DIEGO VINCENTI
Cronaca

"È la fine di un’epoca Ma non dimentico la Milano con il sorriso e che costava meno"

La chiusura del Mc Donald’s di San Babila vista dall’apripista Enzo Braschi "Calcio e moto certo, ma l’interesse comune era soltanto per la squinzia"

di Diego Vincenti

Nostalgia canaglia. Chiude il McDonald’s di San Babila. E sale la malinconia tra i paninari. Lì a sfogliare le polaroid degli anni Ottanta, davanti al Burghy in un trionfo di Timberland, Moncler, Best Company. Come cornice la Milano da bere (e da consumare). Era il disimpegno. Si parlava con vocaboli bizzarri: gallo, sfitinzia, arrapation. E per tutti il paninaro assoluto è sempre stato lui: Enzo Braschi. A sdoganare il fenomeno a Drive In, fra i sorrisi di Tinì Cansino e il Tenerone di Gianfranco D’Angelo.

Braschi, siamo tutti cresciuti coi suoi sketch.

"Lo so, ma in realtà già all’epoca ero un paninaro un po’ pentito. Da buon genovese sceglievo sempre pesce e vino bianco".

È vero che volevano menarla?

"All’inizio. Durante un servizio fotografico per Tv Sorrisi e Canzoni, un paio di ragazzi ci fecero scappare di corsa perché si sentivano presi in giro. Ma poi le cose cambiarono. Ricordo un tizio rigorosissimo, feroce, che un giorno mi disse che anche se facevo il paninaro sfigato mandavo comunque avanti il movimento".

Ma quindi questi paninari avevano un’appartenenza politica?

"L’unico interesse che avevano era per la squinzia, glielo assicuro".

Un tema trasversale.

"Poi qualcuno arrivava al calcio e alle moto, ma era tutto molto adolescenziale. L’unica cosa è che la moda ricopriva un ruolo importante ed era una moda costosa, di cui sono stato untore. In Sardegna un signore mi chiese se la prossima volta potevo fare il metalmeccanico, perché lui tre Moncler per i figlioli mica riusciva a comprarli. Come non capirlo. Poi gli scemi ci sono ovunque. Ma meglio un piumino di una pistola".

Com’era Milano?

"Costava meno ed era più serena, aveva voglia di ridere. Ora sono tutti seri, di corsa. E per un cappuccio e brioche ti chiedono mezza liquidazione. L’altra sera ho rivisto “Splash - Una sirena a Manhattan” e ho pensato che fossimo proprio così: giovani, belli, ingenui, in una società a misura d’uomo".

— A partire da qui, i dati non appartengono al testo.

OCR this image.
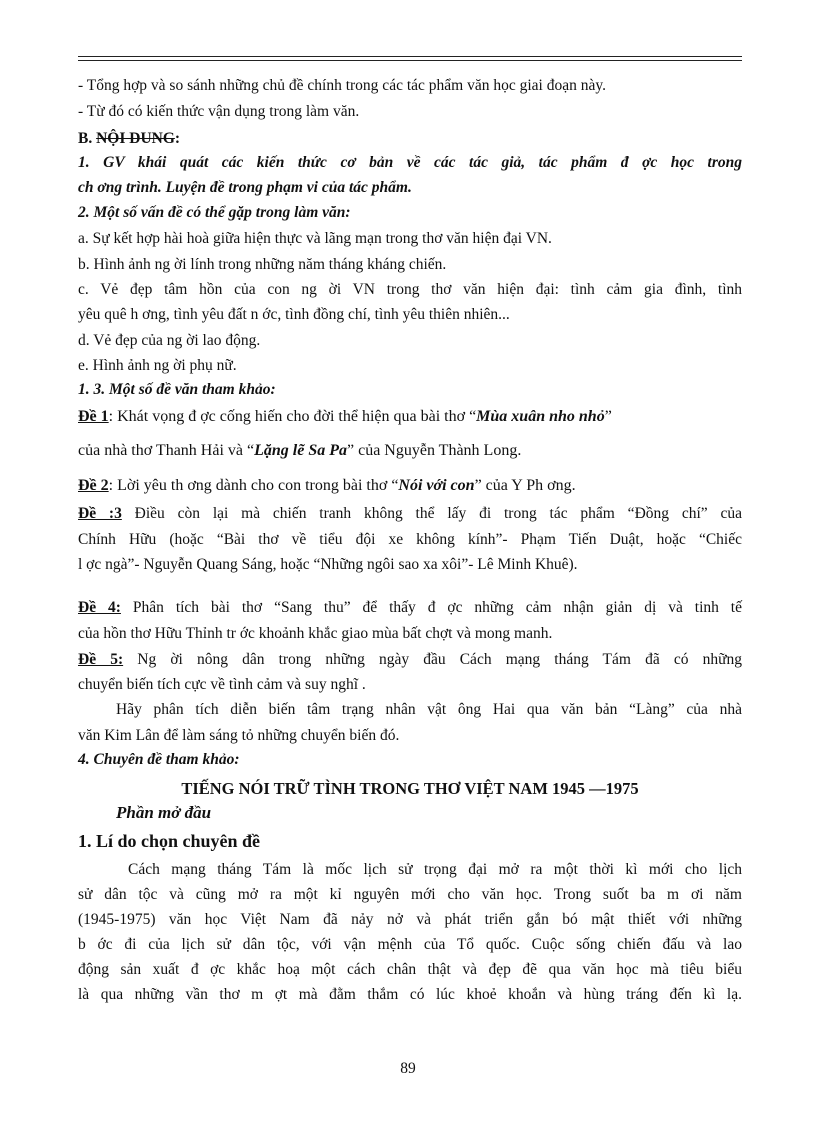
- Tổng hợp và so sánh những chủ đề chính trong các tác phẩm văn học giai đoạn này.
- Từ đó có kiến thức vận dụng trong làm văn.
B. NỘI DUNG:
1. GV khái quát các kiến thức cơ bản về các tác giả, tác phẩm đ ợc học trong
ch ơng trình. Luyện đề trong phạm vi của tác phẩm.
2. Một số vấn đề có thể gặp trong làm văn:
a. Sự kết hợp hài hoà giữa hiện thực và lãng mạn trong thơ văn hiện đại VN.
b. Hình ảnh ng ời lính trong những năm tháng kháng chiến.
c. Vẻ đẹp tâm hồn của con ng ời VN trong thơ văn hiện đại: tình cảm gia đình, tình
yêu quê h ơng, tình yêu đất n ớc, tình đồng chí, tình yêu thiên nhiên...
d. Vẻ đẹp của ng ời lao động.
e. Hình ảnh ng ời phụ nữ.
1. 3. Một số đề văn tham khảo:
Đề 1: Khát vọng đ ợc cống hiến cho đời thể hiện qua bài thơ “Mùa xuân nho nhỏ”
của nhà thơ Thanh Hải và “Lặng lẽ Sa Pa” của Nguyễn Thành Long.
Đề 2: Lời yêu th ơng dành cho con trong bài thơ “Nói với con” của Y Ph ơng.
Đề :3 Điều còn lại mà chiến tranh không thể lấy đi trong tác phẩm “Đồng chí” của
Chính Hữu (hoặc “Bài thơ về tiểu đội xe không kính”- Phạm Tiến Duật, hoặc “Chiếc
l ợc ngà”- Nguyễn Quang Sáng, hoặc “Những ngôi sao xa xôi”- Lê Minh Khuê).
Đề 4: Phân tích bài thơ “Sang thu” để thấy đ ợc những cảm nhận giản dị và tinh tế
của hồn thơ Hữu Thỉnh tr ớc khoảnh khắc giao mùa bất chợt và mong manh.
Đề 5: Ng ời nông dân trong những ngày đầu Cách mạng tháng Tám đã có những
chuyển biến tích cực về tình cảm và suy nghĩ .
Hãy phân tích diễn biến tâm trạng nhân vật ông Hai qua văn bản “Làng” của nhà
văn Kim Lân để làm sáng tỏ những chuyển biến đó.
4. Chuyên đề tham khảo:
TIẾNG NÓI TRỮ TÌNH TRONG THƠ VIỆT NAM 1945 —1975
Phần mở đầu
1. Lí do chọn chuyên đề
Cách mạng tháng Tám là mốc lịch sử trọng đại mở ra một thời kì mới cho lịch
sử dân tộc và cũng mở ra một kỉ nguyên mới cho văn học. Trong suốt ba m ơi năm
(1945-1975) văn học Việt Nam đã nảy nở và phát triển gắn bó mật thiết với những
b ớc đi của lịch sử dân tộc, với vận mệnh của Tổ quốc. Cuộc sống chiến đấu và lao
động sản xuất đ ợc khắc hoạ một cách chân thật và đẹp đẽ qua văn học mà tiêu biểu
là qua những vần thơ m ợt mà đằm thắm có lúc khoẻ khoắn và hùng tráng đến kì lạ.
89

Il mondo dello spettacolo?

"Un territorio a parte. Avevo iniziato da ragazzo a suonare il basso, prima delle serate di cabaret in un locale di Genova. Poi mi chiamarono per il militare e fui assunto in un’azienda, finendo in cassa integrazione. Un provino in Fininvest mi portò in questa tv privata dove c’era voglia di sperimentare e dei bellissimi rapporti umani. In giro non vedevo nemmeno cucadores, per dire. Ma le cose sono cambiate con il Grande Fratello".

Cosa intende?

"È stata la realizzazione di quello che diceva Andy Warhol, il fatto che in futuro sarebbe bastato mostrare la misera vita di qualcuno per renderlo famoso e farlo sentire un artista. Si è da tempo sostituita l’occasionalità al talento. La chiusura del McDonald’s mi pare sancire la fine di un’epoca gloriosa".

Oggi che fa?

"Scrivo romanzi e mi occupo dei nativi americani, su cui già mi ero laureato in Filosofia. All’inizio la gente pensava che fosse un mio omonimo a firmare i libri seri...".

Perché ha scelto di vivere alle Canarie?

"Abitavo in Romagna, ho ancora una casa lì. Ma non riuscivo più a scrivere, mi sembrava che davvero fosse finito un mondo. E così dopo una vacanza decisi di fermarmi qui, in questa specie di cerniera fra l’Europa e il Nuovo Mondo, dove il clima è incredibile e la gente semplice. Vivo in un piccolo appartamento davanti all’oceano e ho ricominciato a scrivere".

Mi perdoni, ma la domanda è d’obbligo: squinzie?

"Vivo ritirato, legato alle mie abitudini. Ho fatto le mie esperienze, ma oggi sono soltero, come dicono da queste parti".